Multiculturalismo español
El Congreso de España aprobó la semana pasada una reforma significativa a la “Ley de derechos y libertades de los extranjeros”. Pocos días antes, me hallaba yo en Madrid participando en unas jornadas de trabajo dedicadas a las migraciones, por lo que tuve la suerte de escuchar a algunos de los mejores expertos que en ese país se ocupan de tales temas. Habiendo ido a hablar a mis colegas sobre las virtudes del multiculturalismo canadiense (y de su variante, el “interculturalismo” quebequés), me encontré con que cierta visión del “enfoque europeo” que tenemos corrientemente en América del Norte no se corresponde verdaderamente con la realidad actual. Tal visión está por supuesto teñida por lo que sabemos acerca de los partidos políticos xenófobos que manchan el panorama político en varios países de ese continente, sobre las dificultades para acceder a la nacionalidad en marcos jurídicos con base en el “jus sanguis” (derecho de la sangre, es decir, ascendencia familiar para determinar la nacionalidad), sobre opiniones públicas que asocian abiertamente al inmigrante con los grandes males sociales, etc. En ese contexto europeo (que no sólo tiene aspectos negativos, pues muchos esfuerzos y recursos son asignados a una gestión más humana e inclusiva de la ciudadanía), España solo se destaca, cuando no se conoce sus circunstancias más de cerca (como era mi caso hasta recientemente), en tanto que “frontera sur” de la Zona Schengen (el espacio sin fronteras internas). Es decir, como punto por el cual se controla el influjo de migrantes clandestinos provenientes de África. Claro que esta función de gendarme es innegable y España toma medidas importantes, cuando no drásticas, para impedir la llegada de embarcaciones desde el Mediterráneo o la costa Atlántica.

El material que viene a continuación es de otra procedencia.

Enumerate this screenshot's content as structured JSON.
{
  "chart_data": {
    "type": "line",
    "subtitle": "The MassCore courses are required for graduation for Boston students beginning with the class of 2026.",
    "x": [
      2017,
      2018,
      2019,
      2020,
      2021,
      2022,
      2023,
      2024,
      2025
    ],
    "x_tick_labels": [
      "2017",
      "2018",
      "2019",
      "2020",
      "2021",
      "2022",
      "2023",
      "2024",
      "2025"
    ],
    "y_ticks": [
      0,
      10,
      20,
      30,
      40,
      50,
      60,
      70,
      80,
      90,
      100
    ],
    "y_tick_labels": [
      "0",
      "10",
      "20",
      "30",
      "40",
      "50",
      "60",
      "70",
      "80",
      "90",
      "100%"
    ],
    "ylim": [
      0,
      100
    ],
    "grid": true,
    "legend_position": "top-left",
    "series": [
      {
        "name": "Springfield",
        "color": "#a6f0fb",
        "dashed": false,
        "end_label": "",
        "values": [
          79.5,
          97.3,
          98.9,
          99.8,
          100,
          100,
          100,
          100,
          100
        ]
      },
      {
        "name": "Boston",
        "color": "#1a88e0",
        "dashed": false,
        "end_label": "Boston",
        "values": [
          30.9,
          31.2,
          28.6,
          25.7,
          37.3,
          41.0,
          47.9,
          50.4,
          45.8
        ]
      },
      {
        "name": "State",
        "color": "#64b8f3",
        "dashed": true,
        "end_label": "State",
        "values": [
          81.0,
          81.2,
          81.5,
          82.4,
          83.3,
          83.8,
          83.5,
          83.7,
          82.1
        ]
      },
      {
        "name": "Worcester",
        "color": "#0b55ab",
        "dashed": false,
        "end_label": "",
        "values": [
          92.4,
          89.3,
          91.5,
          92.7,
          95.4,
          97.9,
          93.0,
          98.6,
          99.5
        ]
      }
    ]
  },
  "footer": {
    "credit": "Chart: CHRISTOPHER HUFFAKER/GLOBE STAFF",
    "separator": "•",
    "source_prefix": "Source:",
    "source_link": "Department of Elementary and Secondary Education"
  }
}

Pero para quien tiene una imagen especialmente negativa de la manera en que los europeos, en general, y los españoles, en particular, tratan a los extranjeros “extracomunitarios” (de fuera de la Unión Europea), resulta gratamente sorprendente constatar que la situación tiene matices altamente positivos, sobre todo si se compara con otras regiones – más al norte – de ese continente. Por ejemplo, los “irregulares” (extranjeros sin documentos) no tendrán, con la nueva ley, restricciones en lo que hace a los derechos de manifestación y huelga, educación y justicia gratuita. Subrayemos al respecto que España aplica con notable frecuencia (cada cuatro a cinco años) regularizaciones de indocumentados y permite también obtener – sin trámites kafkianos – la residencia legal cuando se demuestra un “arraigo”, es decir una constancia en la permanencia en el territorio o en los vínculos con la sociedad española. Existen en España vías de acceso a la ciudadanía que son notablemente expeditivas (a veces no más de dos años desde la regularización), lo cual contrasta con gran parte del resto de Europa (y ni hablemos del caso suizo, en donde la espera es de ¡más de una década!). La nueva “Ley de Extranjería” española tiene sus defectos y es criticada desde la oposición parlamentaria. Pero ciertos elementos son incluso sobresalientemente progresistas, como la prohibición de expulsar a mujeres que son víctimas de violencia doméstica, independientemente de su condición jurídica. La integración de los inmigrantes en España no es siempre fácil y los marroquíes y africanos subsaharianos sufren en especial la discriminación y la falta de oportunidades. Los latinoamericanos, en cambio, se encuentran relativamente en buena situación, claro que con excepciones (sobre todo entre aquellos de extracción indígena, quienes son ocasionalmente objeto de actitudes racistas).
Sin embargo, gracias a mi participación en el seminario en Madrid he podido comprender que la situación española – con sus fuertes rasgos de sociedad “multicultural” – no debe ser percibida como mero reflejo del “enfoque europeo” de dureza y hostilidad ante el extranjero, pues presenta elementos de apertura encomiables y que, inclusive, deben llamarnos a una mayor modestia en América del Norte. En Canadá y en los Estados Unidos estamos tan acostumbrados a jactarnos de ser “sociedades de inmigración” que frecuentemente soslayamos tanto los problemas propios como las virtudes ajenas en materia de multiculturalismo.